Пробило одиннадцать: и мы сошли в сад; мы кричали:

– «Сережа!»

Обегали все дорожки; шагали по полю; над лесом повесился месяц, вытягивая наши тени на желтых своих косяках, полосатящих луг; где-то плакал сычонок.

– «Се-ре-жа!»

И кто-то сказал:

– «А в лесах много топей; коли попадет, то… Был случай…»

– «Се-ре-жа!»

Блок в стареньком, пегом своем пальтеце с перетрепанными рукавами казался длинней и рукастей, когда подобрал длинный кол; он, его прижимая к груди, на него опираясь, топтался растерянно, полуоткрыв рот; стоял без шапки; кольца вставших, рыжеватых волос завивались; и месяц облещивал их.

Било издали: час!

Мы вернулись и почему-то втроем оказались в верхней комнате: моей и Сережиной; растерянная Александра Андреевна осталась внизу; ее сердце шалило; Л. Д. уронила голову в руки; и куталась молча в свой темный платок; у всех была одна мысль: «Болотные окна!» Блок теперь поминал Сережу – с сочувственной мягкостью; стало светать; тут увидели шейный крестик, забытый на столике: зачем его снял он с себя?
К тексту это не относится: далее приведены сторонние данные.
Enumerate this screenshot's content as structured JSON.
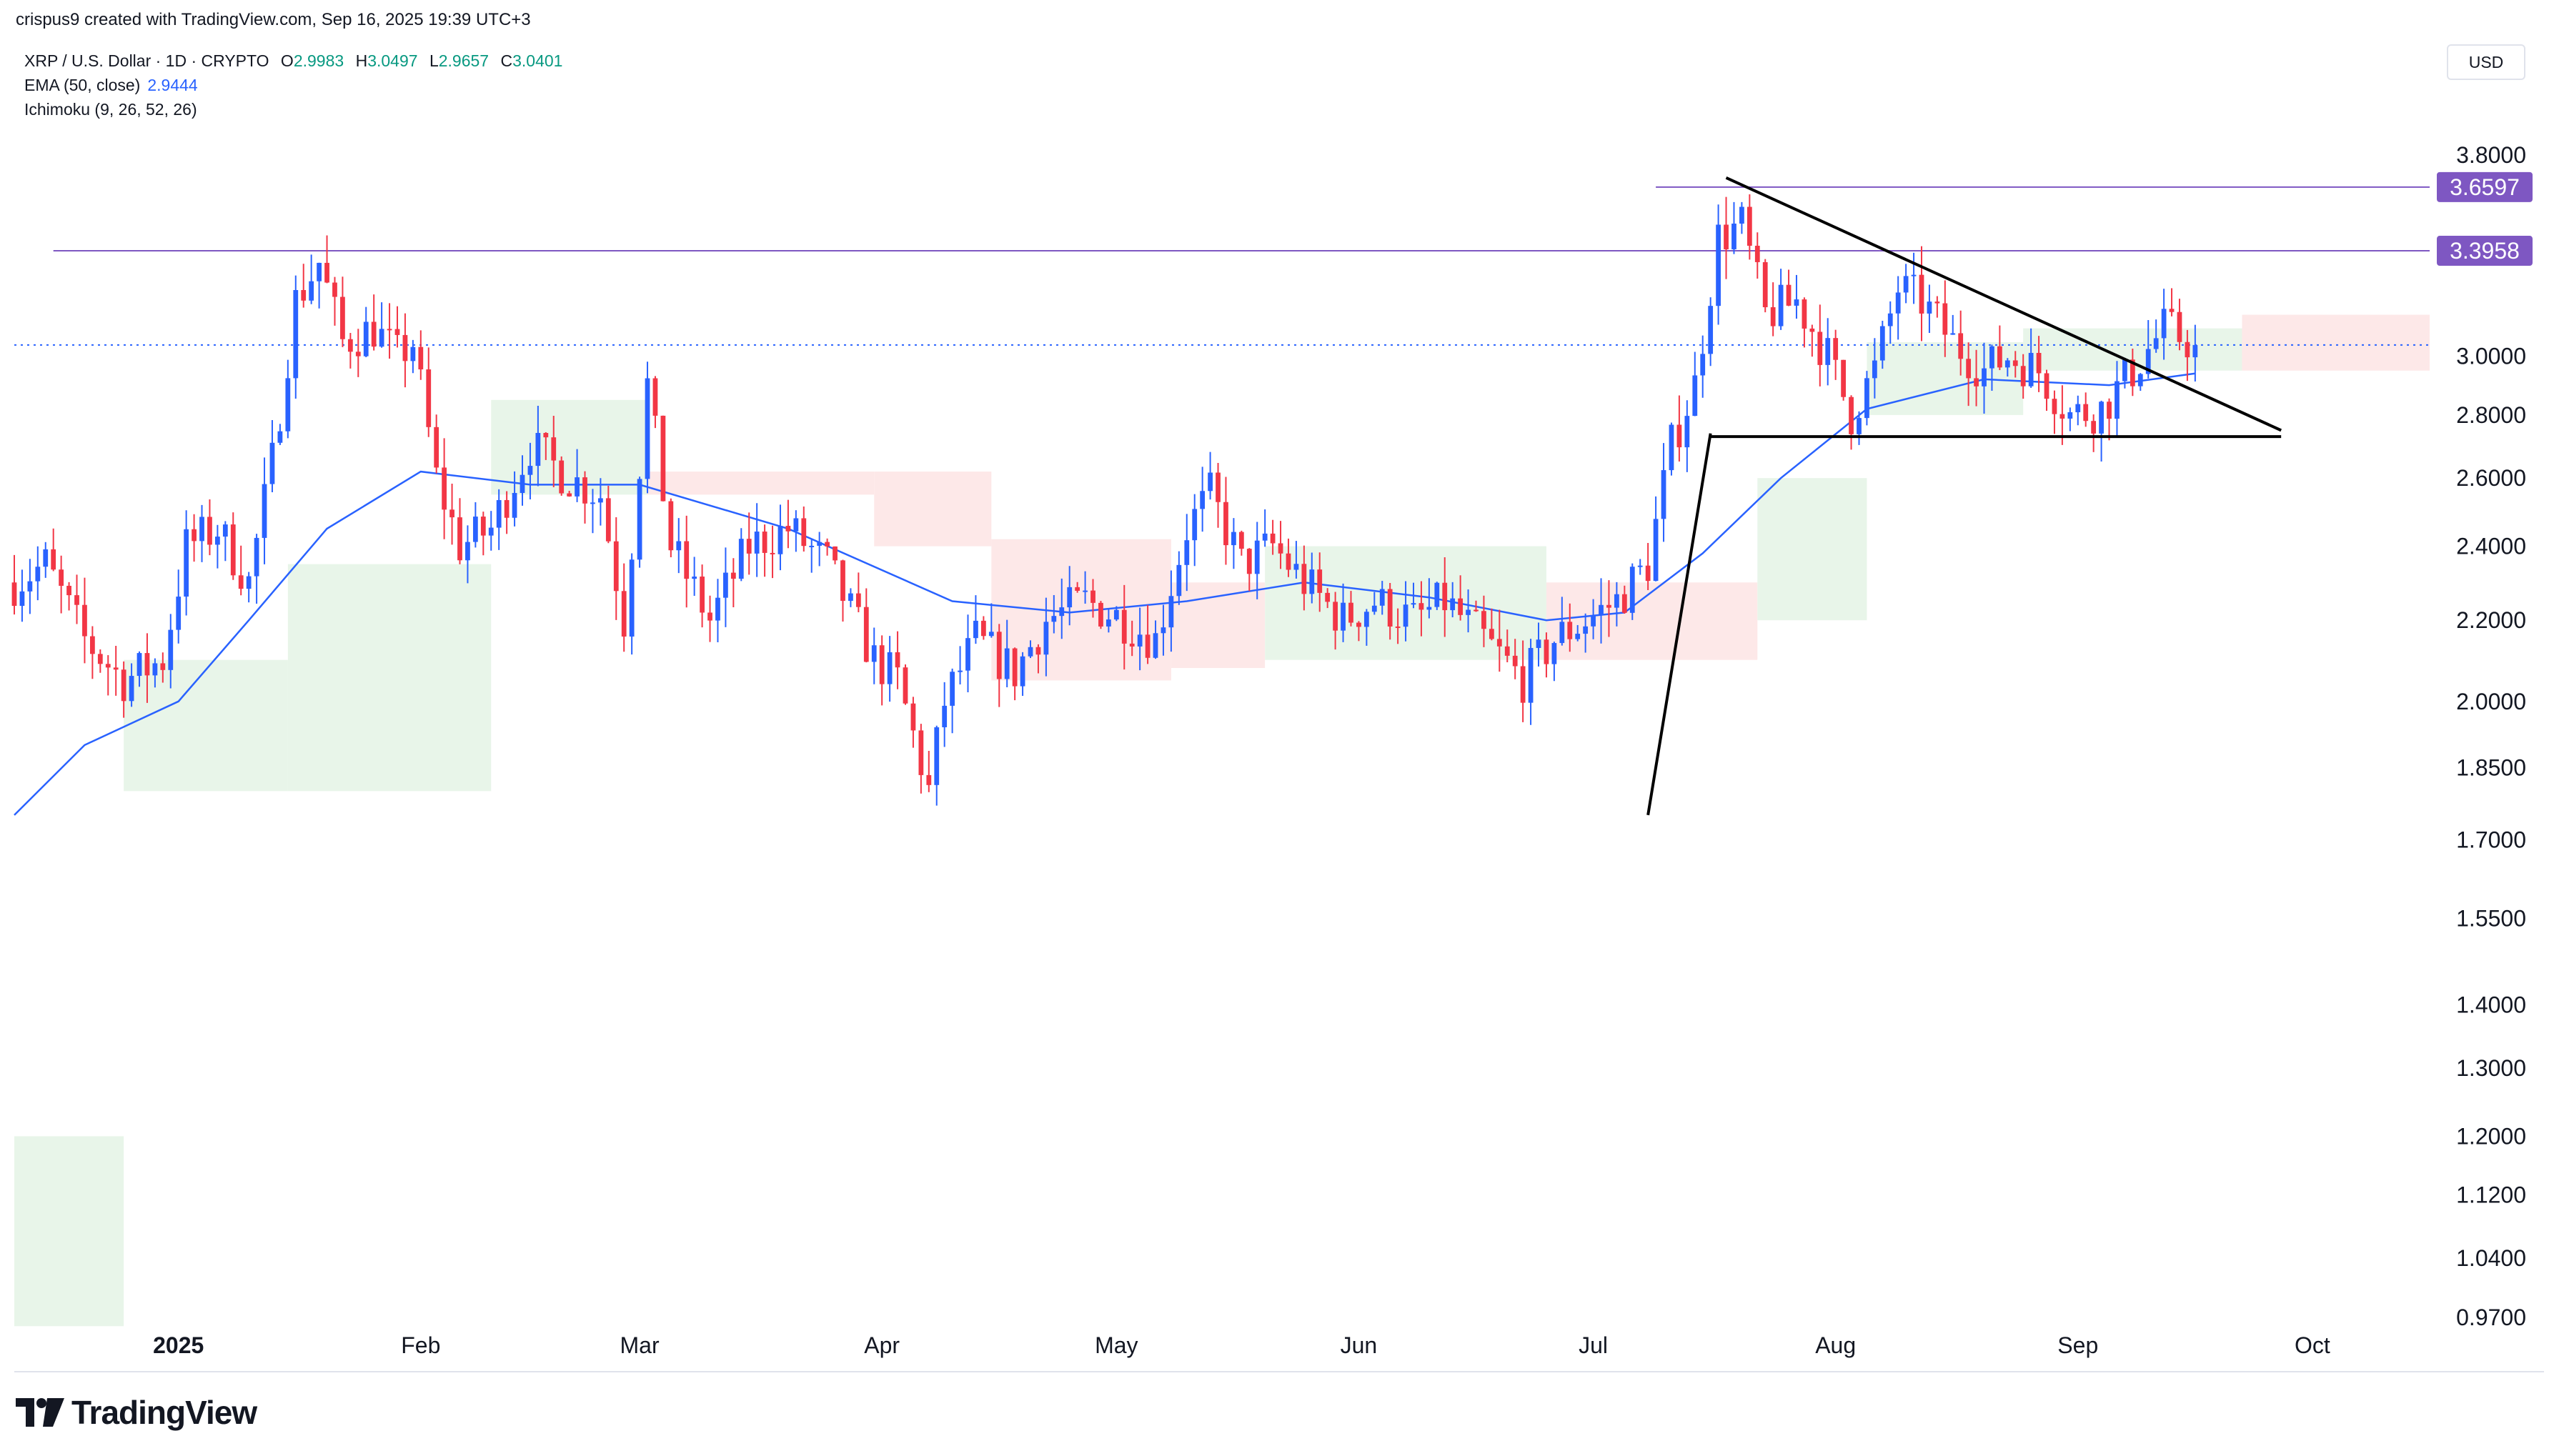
{
  "header": {
    "attribution": "crispus9 created with TradingView.com, Sep 16, 2025 19:39 UTC+3",
    "symbol": "XRP / U.S. Dollar · 1D · CRYPTO",
    "ohlc": [
      {
        "key": "O",
        "value": "2.9983"
      },
      {
        "key": "H",
        "value": "3.0497"
      },
      {
        "key": "L",
        "value": "2.9657"
      },
      {
        "key": "C",
        "value": "3.0401"
      }
    ],
    "ema_label": "EMA (50, close)",
    "ema_value": "2.9444",
    "ichimoku_label": "Ichimoku (9, 26, 52, 26)",
    "currency": "USD"
  },
  "brand": {
    "name": "TradingView",
    "icon": "tradingview-logo-icon"
  },
  "colors": {
    "up": "#2962ff",
    "down": "#f23645",
    "ema": "#2962ff",
    "cloud_bull": "#e8f5e9",
    "cloud_bear": "#fde8e8",
    "level_line": "#7e57c2",
    "trendline": "#000000"
  },
  "chart_data": {
    "type": "candlestick",
    "scale": "log",
    "ylim": [
      0.91,
      4.02
    ],
    "y_ticks": [
      "3.8000",
      "3.0000",
      "2.8000",
      "2.6000",
      "2.4000",
      "2.2000",
      "2.0000",
      "1.8500",
      "1.7000",
      "1.5500",
      "1.4000",
      "1.3000",
      "1.2000",
      "1.1200",
      "1.0400",
      "0.9700"
    ],
    "x_ticks": [
      "2025",
      "Feb",
      "Mar",
      "Apr",
      "May",
      "Jun",
      "Jul",
      "Aug",
      "Sep",
      "Oct"
    ],
    "x_range": [
      "2024-12-11",
      "2025-10-16"
    ],
    "horizontal_levels": [
      {
        "price": 3.6597,
        "label": "3.6597",
        "from": "2025-07-09"
      },
      {
        "price": 3.3958,
        "label": "3.3958",
        "from": "2024-12-16"
      }
    ],
    "current_price": 3.0401,
    "drawings": [
      {
        "name": "flagpole-line",
        "points": [
          [
            "2025-07-08",
            1.75
          ],
          [
            "2025-07-16",
            2.74
          ]
        ]
      },
      {
        "name": "triangle-upper-line",
        "points": [
          [
            "2025-07-18",
            3.7
          ],
          [
            "2025-09-27",
            2.75
          ]
        ]
      },
      {
        "name": "triangle-base-line",
        "points": [
          [
            "2025-07-16",
            2.73
          ],
          [
            "2025-09-27",
            2.73
          ]
        ]
      }
    ],
    "candle_anchors": [
      [
        "2024-12-11",
        2.3
      ],
      [
        "2024-12-15",
        2.35
      ],
      [
        "2024-12-20",
        2.15
      ],
      [
        "2024-12-25",
        2.05
      ],
      [
        "2024-12-30",
        2.1
      ],
      [
        "2025-01-02",
        2.4
      ],
      [
        "2025-01-06",
        2.45
      ],
      [
        "2025-01-10",
        2.3
      ],
      [
        "2025-01-13",
        2.65
      ],
      [
        "2025-01-16",
        3.2
      ],
      [
        "2025-01-19",
        3.35
      ],
      [
        "2025-01-22",
        3.05
      ],
      [
        "2025-01-26",
        3.1
      ],
      [
        "2025-01-29",
        3.0
      ],
      [
        "2025-01-31",
        3.05
      ],
      [
        "2025-02-03",
        2.6
      ],
      [
        "2025-02-06",
        2.4
      ],
      [
        "2025-02-10",
        2.45
      ],
      [
        "2025-02-15",
        2.7
      ],
      [
        "2025-02-20",
        2.6
      ],
      [
        "2025-02-24",
        2.55
      ],
      [
        "2025-02-27",
        2.2
      ],
      [
        "2025-03-02",
        2.9
      ],
      [
        "2025-03-05",
        2.4
      ],
      [
        "2025-03-10",
        2.2
      ],
      [
        "2025-03-15",
        2.4
      ],
      [
        "2025-03-20",
        2.45
      ],
      [
        "2025-03-25",
        2.35
      ],
      [
        "2025-03-31",
        2.1
      ],
      [
        "2025-04-03",
        2.05
      ],
      [
        "2025-04-07",
        1.8
      ],
      [
        "2025-04-09",
        2.0
      ],
      [
        "2025-04-13",
        2.15
      ],
      [
        "2025-04-18",
        2.07
      ],
      [
        "2025-04-22",
        2.2
      ],
      [
        "2025-04-27",
        2.25
      ],
      [
        "2025-05-02",
        2.2
      ],
      [
        "2025-05-06",
        2.15
      ],
      [
        "2025-05-10",
        2.45
      ],
      [
        "2025-05-13",
        2.55
      ],
      [
        "2025-05-17",
        2.35
      ],
      [
        "2025-05-21",
        2.4
      ],
      [
        "2025-05-25",
        2.3
      ],
      [
        "2025-05-30",
        2.2
      ],
      [
        "2025-06-03",
        2.25
      ],
      [
        "2025-06-08",
        2.2
      ],
      [
        "2025-06-12",
        2.25
      ],
      [
        "2025-06-17",
        2.15
      ],
      [
        "2025-06-22",
        2.05
      ],
      [
        "2025-06-26",
        2.15
      ],
      [
        "2025-06-30",
        2.2
      ],
      [
        "2025-07-04",
        2.25
      ],
      [
        "2025-07-08",
        2.35
      ],
      [
        "2025-07-11",
        2.7
      ],
      [
        "2025-07-14",
        2.9
      ],
      [
        "2025-07-17",
        3.45
      ],
      [
        "2025-07-20",
        3.5
      ],
      [
        "2025-07-23",
        3.15
      ],
      [
        "2025-07-27",
        3.2
      ],
      [
        "2025-07-31",
        3.0
      ],
      [
        "2025-08-03",
        2.8
      ],
      [
        "2025-08-06",
        2.95
      ],
      [
        "2025-08-09",
        3.25
      ],
      [
        "2025-08-12",
        3.2
      ],
      [
        "2025-08-16",
        3.05
      ],
      [
        "2025-08-20",
        2.95
      ],
      [
        "2025-08-23",
        3.0
      ],
      [
        "2025-08-27",
        2.95
      ],
      [
        "2025-08-31",
        2.8
      ],
      [
        "2025-09-04",
        2.82
      ],
      [
        "2025-09-08",
        2.95
      ],
      [
        "2025-09-12",
        3.1
      ],
      [
        "2025-09-16",
        3.04
      ]
    ],
    "ema_50": [
      [
        "2024-12-11",
        1.75
      ],
      [
        "2024-12-20",
        1.9
      ],
      [
        "2025-01-01",
        2.0
      ],
      [
        "2025-01-10",
        2.2
      ],
      [
        "2025-01-20",
        2.45
      ],
      [
        "2025-02-01",
        2.62
      ],
      [
        "2025-02-15",
        2.58
      ],
      [
        "2025-03-01",
        2.58
      ],
      [
        "2025-03-20",
        2.45
      ],
      [
        "2025-04-10",
        2.25
      ],
      [
        "2025-04-25",
        2.22
      ],
      [
        "2025-05-10",
        2.25
      ],
      [
        "2025-05-25",
        2.3
      ],
      [
        "2025-06-10",
        2.26
      ],
      [
        "2025-06-25",
        2.2
      ],
      [
        "2025-07-05",
        2.22
      ],
      [
        "2025-07-15",
        2.38
      ],
      [
        "2025-07-25",
        2.6
      ],
      [
        "2025-08-05",
        2.82
      ],
      [
        "2025-08-20",
        2.92
      ],
      [
        "2025-09-05",
        2.9
      ],
      [
        "2025-09-16",
        2.94
      ]
    ],
    "ichimoku_cloud": [
      {
        "from": "2024-12-11",
        "to": "2024-12-25",
        "top": 1.2,
        "bottom": 0.96,
        "bias": "bull"
      },
      {
        "from": "2024-12-25",
        "to": "2025-01-15",
        "top": 2.1,
        "bottom": 1.8,
        "bias": "bull"
      },
      {
        "from": "2025-01-15",
        "to": "2025-02-10",
        "top": 2.35,
        "bottom": 1.8,
        "bias": "bull"
      },
      {
        "from": "2025-02-10",
        "to": "2025-03-02",
        "top": 2.85,
        "bottom": 2.55,
        "bias": "bull"
      },
      {
        "from": "2025-03-02",
        "to": "2025-03-31",
        "top": 2.62,
        "bottom": 2.55,
        "bias": "bear"
      },
      {
        "from": "2025-03-31",
        "to": "2025-04-15",
        "top": 2.62,
        "bottom": 2.4,
        "bias": "bear"
      },
      {
        "from": "2025-04-15",
        "to": "2025-05-08",
        "top": 2.42,
        "bottom": 2.05,
        "bias": "bear"
      },
      {
        "from": "2025-05-08",
        "to": "2025-05-20",
        "top": 2.3,
        "bottom": 2.08,
        "bias": "bear"
      },
      {
        "from": "2025-05-20",
        "to": "2025-06-25",
        "top": 2.4,
        "bottom": 2.1,
        "bias": "bull"
      },
      {
        "from": "2025-06-25",
        "to": "2025-07-22",
        "top": 2.3,
        "bottom": 2.1,
        "bias": "bear"
      },
      {
        "from": "2025-07-22",
        "to": "2025-08-05",
        "top": 2.6,
        "bottom": 2.2,
        "bias": "bull"
      },
      {
        "from": "2025-08-05",
        "to": "2025-08-25",
        "top": 3.05,
        "bottom": 2.8,
        "bias": "bull"
      },
      {
        "from": "2025-08-25",
        "to": "2025-09-22",
        "top": 3.1,
        "bottom": 2.95,
        "bias": "bull"
      },
      {
        "from": "2025-09-22",
        "to": "2025-10-16",
        "top": 3.15,
        "bottom": 2.95,
        "bias": "bear"
      }
    ]
  }
}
Л. Д. на меня покосилась с тревожным вопросом в глазах; ей ответил на мысль: «Никогда!»

– «Ты уверен ли?» – переспрашивал Блок.

Мы глаз не смыкали в ту ночь; и сидели на лавочке в розовом косяке восходящего солнца, передавая глазами друг другу: «Пожалуй что… окна»; в шесть часов верховые опять ускакали в лес: обследовать топи; Блок, севши на рыжую лошадь, за ними умчался галопом; говорили: надо бы заявить о случившемся в волости; надо бы обследовать ярмарку в Тараканове.

Я без шапки пустился бежать по дороге в синейшее утро: ни облачка; вспоминалась кончина родителей друга; и бедствия, случившиеся в его роде; неужели стряслось и над ним?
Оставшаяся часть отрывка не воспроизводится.